Western blot analysis performed on neutrophil crude membranes showed that H₂O₂ induced the translocation to the membrane of the cytosolic factors p67^phox and p47^phox (Fig. 7B), a key feature of classical agonist-stimulated NOX2 activation. H₂O₂ also induced Rac activation in neutrophils (Fig. 7C). Furthermore, induction of superoxide production by H₂O₂ correlated with an increase in phosphorylation of both c-Abl (Fig. 7D) and PKCδ (Fig. 7E). These observations suggest that the signaling pathways involved in H₂O₂-NOX2 regulation in neutrophils are very similar to those demonstrated in K562/NOX2 cells.

Broken cell system analysis of effects of H₂O₂ pre-treatment

Reconstitution of NOX2 activity in the broken cell system was examined using different combinations of membranes and cytosol isolated from neutrophils pre-treated or not with 100 µM H₂O₂ (Fig. 7F). The rate of superoxide generation in the broken cell assay performed with membranes plus cytosol isolated from H₂O₂-treated cells, was much higher than in assays performed with membranes plus cytosol isolated from untreated control cells (p<0.05). Moreover, the level of superoxide produced by H₂O₂-treated cytosol plus untreated membranes tended to be increased relative to untreated cytosol plus untreated membranes and similar to the amount produced by untreated cytosol plus H₂O₂-treated membranes, although neither of these combinations generated as much activity as when both cytosol and membranes were derived from H₂O₂-treated cells (Fig. 7F). These observations may reflect both the presence of activated co-factors in H₂O₂-treated cytosol and translocated cytosolic factors in the plasma membranes isolated from H₂O₂-treated cells. The fact that superoxide generation was highest with the combination of treated membranes plus treated cytosol suggests that gp91^phox might itself be a final target of H₂O₂, particularly since the increased superoxide production was not attributable to an increase in NOX2 content of the membranes from H₂O₂-treated cells.

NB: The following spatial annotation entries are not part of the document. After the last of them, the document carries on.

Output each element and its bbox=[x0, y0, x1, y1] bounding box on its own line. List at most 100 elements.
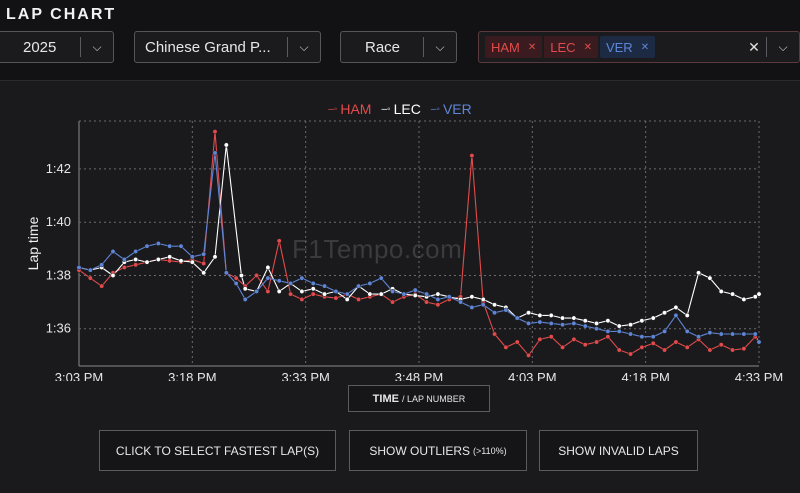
legend-item-ham[interactable]: –◦ HAM bbox=[328, 101, 371, 117]
data-point-ver bbox=[469, 304, 475, 310]
data-point-lec bbox=[435, 291, 441, 297]
drivers-multiselect[interactable]: HAM ✕ LEC ✕ VER ✕ ✕ ⌵ bbox=[478, 31, 800, 63]
data-point-ver bbox=[189, 254, 195, 260]
x-tick-label: 4:18 PM bbox=[621, 370, 669, 381]
remove-tag-icon[interactable]: ✕ bbox=[640, 41, 650, 53]
data-point-ver bbox=[560, 322, 566, 328]
data-point-ham bbox=[167, 258, 173, 264]
data-point-lec bbox=[707, 275, 713, 281]
driver-tag-label: LEC bbox=[550, 39, 576, 55]
data-point-lec bbox=[730, 291, 736, 297]
lap-time-chart: 1:36 1:38 1:40 1:42 Lap time 3:03 PM 3:18 PM 3:… bbox=[25, 120, 783, 381]
legend-item-ver[interactable]: –◦ VER bbox=[431, 101, 472, 117]
data-point-ham bbox=[639, 344, 645, 350]
data-point-ham bbox=[121, 265, 127, 270]
data-point-ver bbox=[233, 280, 239, 286]
data-point-ver bbox=[310, 280, 316, 286]
data-point-ham bbox=[233, 275, 239, 281]
data-point-ver bbox=[378, 275, 384, 281]
chevron-down-icon[interactable]: ⌵ bbox=[299, 39, 309, 54]
data-point-lec bbox=[492, 302, 498, 308]
data-point-ver bbox=[435, 296, 441, 302]
x-tick-label: 3:33 PM bbox=[281, 370, 329, 381]
x-tick-label: 3:48 PM bbox=[395, 370, 443, 381]
data-point-ham bbox=[582, 342, 588, 348]
x-tick-label: 3:18 PM bbox=[168, 370, 216, 381]
axis-mode-toggle[interactable]: TIME / LAP NUMBER bbox=[348, 385, 490, 412]
data-point-ver bbox=[673, 312, 679, 318]
watermark: F1Tempo.com bbox=[292, 234, 463, 264]
legend-label: LEC bbox=[393, 101, 421, 117]
data-point-ham bbox=[560, 344, 566, 350]
legend-item-lec[interactable]: –◦ LEC bbox=[381, 101, 420, 117]
event-select[interactable]: Chinese Grand P... ⌵ bbox=[134, 31, 321, 63]
data-point-lec bbox=[223, 142, 229, 148]
driver-tag-label: HAM bbox=[491, 39, 520, 55]
remove-tag-icon[interactable]: ✕ bbox=[527, 41, 537, 53]
data-point-ver bbox=[548, 320, 554, 326]
data-point-lec bbox=[133, 257, 139, 262]
data-point-ham bbox=[265, 288, 271, 294]
data-point-lec bbox=[628, 322, 634, 328]
data-point-ver bbox=[571, 320, 577, 326]
select-separator bbox=[287, 37, 288, 57]
legend-marker-icon: –◦ bbox=[328, 103, 338, 115]
data-point-ham bbox=[605, 334, 611, 340]
chevron-down-icon[interactable]: ⌵ bbox=[435, 39, 445, 54]
select-fastest-laps-button[interactable]: CLICK TO SELECT FASTEST LAP(S) bbox=[99, 430, 336, 471]
data-point-ver bbox=[254, 288, 260, 294]
data-point-ver bbox=[662, 328, 668, 334]
legend-marker-icon: –◦ bbox=[381, 103, 391, 115]
data-point-ver bbox=[167, 243, 173, 249]
y-tick-label: 1:36 bbox=[46, 321, 71, 336]
chart-panel: –◦ HAM –◦ LEC –◦ VER F1Tempo.com 1:36 1:3… bbox=[0, 80, 800, 493]
data-point-lec bbox=[344, 296, 350, 302]
data-point-ham bbox=[548, 334, 554, 340]
clear-all-icon[interactable]: ✕ bbox=[748, 38, 760, 55]
legend-label: VER bbox=[442, 101, 472, 117]
data-point-ham bbox=[299, 296, 305, 302]
chevron-down-icon[interactable]: ⌵ bbox=[92, 39, 102, 54]
show-outliers-button[interactable]: SHOW OUTLIERS (>110%) bbox=[349, 430, 527, 471]
x-tick-label: 4:33 PM bbox=[735, 370, 783, 381]
data-point-ver bbox=[650, 334, 656, 340]
data-point-ver bbox=[684, 328, 690, 334]
data-point-ver bbox=[99, 262, 105, 268]
data-point-ham bbox=[288, 291, 294, 297]
data-point-ver bbox=[288, 280, 294, 286]
year-select[interactable]: 2025 ⌵ bbox=[0, 31, 114, 63]
data-point-ver bbox=[503, 307, 509, 313]
data-point-ver bbox=[526, 320, 532, 326]
data-point-lec bbox=[276, 288, 282, 294]
data-point-ver bbox=[133, 249, 139, 254]
remove-tag-icon[interactable]: ✕ bbox=[583, 41, 592, 53]
data-point-ver bbox=[480, 302, 486, 308]
chevron-down-icon[interactable]: ⌵ bbox=[778, 39, 788, 54]
data-point-lec bbox=[537, 312, 543, 318]
data-point-lec bbox=[718, 288, 724, 294]
data-point-ver bbox=[110, 249, 116, 254]
data-point-ver bbox=[76, 265, 82, 270]
session-select[interactable]: Race ⌵ bbox=[340, 31, 457, 63]
data-point-lec bbox=[548, 312, 554, 318]
data-point-ham bbox=[503, 344, 509, 350]
data-point-ver bbox=[756, 339, 762, 345]
data-point-ver bbox=[741, 331, 747, 337]
data-point-lec bbox=[752, 294, 758, 300]
data-point-ver bbox=[121, 257, 127, 262]
data-point-lec bbox=[378, 291, 384, 297]
data-point-lec bbox=[684, 312, 690, 318]
data-point-ver bbox=[537, 319, 543, 325]
data-point-lec bbox=[605, 318, 611, 324]
y-axis-label: Lap time bbox=[25, 216, 41, 270]
data-point-ham bbox=[673, 339, 679, 345]
data-point-lec bbox=[167, 254, 173, 260]
x-tick-label: 4:03 PM bbox=[508, 370, 556, 381]
data-point-lec bbox=[155, 257, 161, 262]
data-point-ham bbox=[492, 331, 498, 337]
data-point-ham bbox=[526, 352, 532, 358]
data-point-ver bbox=[201, 251, 207, 257]
data-point-lec bbox=[189, 259, 195, 265]
show-invalid-laps-button[interactable]: SHOW INVALID LAPS bbox=[539, 430, 698, 471]
data-point-lec bbox=[469, 294, 475, 300]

Lack of a priming effect of H₂O₂ on fMLF-stimulated superoxide production

Since H₂O₂ increases superoxide production induced by PMA, we investigated whether H₂O₂ could act as a priming factor for receptor-mediated superoxide production. We found that pre-incubation for 10 min with 10 nM to 100 µM H₂O₂ did not prime the cells for activation by 100 nM fMLF (Fig. 8A). On the contrary, a decrease in superoxide production was observed, suggesting that common signaling intermediates may be involved in H₂O₂ and fMLF-mediated superoxide production. Since signaling initiated by fMLF binding to its receptor proceeds through PTX-sensitive G proteins, which can be activated by H₂O₂ via cysteine oxidation [19], we investigated whether these G proteins might be involved in the effect of H₂O₂ on superoxide production. We observed a significant decrease in H₂O₂-induced superoxide production by PMNs pre-treated with PTX, an inhibitor of Gi/o proteins (Fig. 8B). A similar effect of PTX was observed in K562/NOX2 cells (data not shown). These observations point to at least one common proximal target of H₂O₂ and fMLF, namely a PTX-sensitive G protein.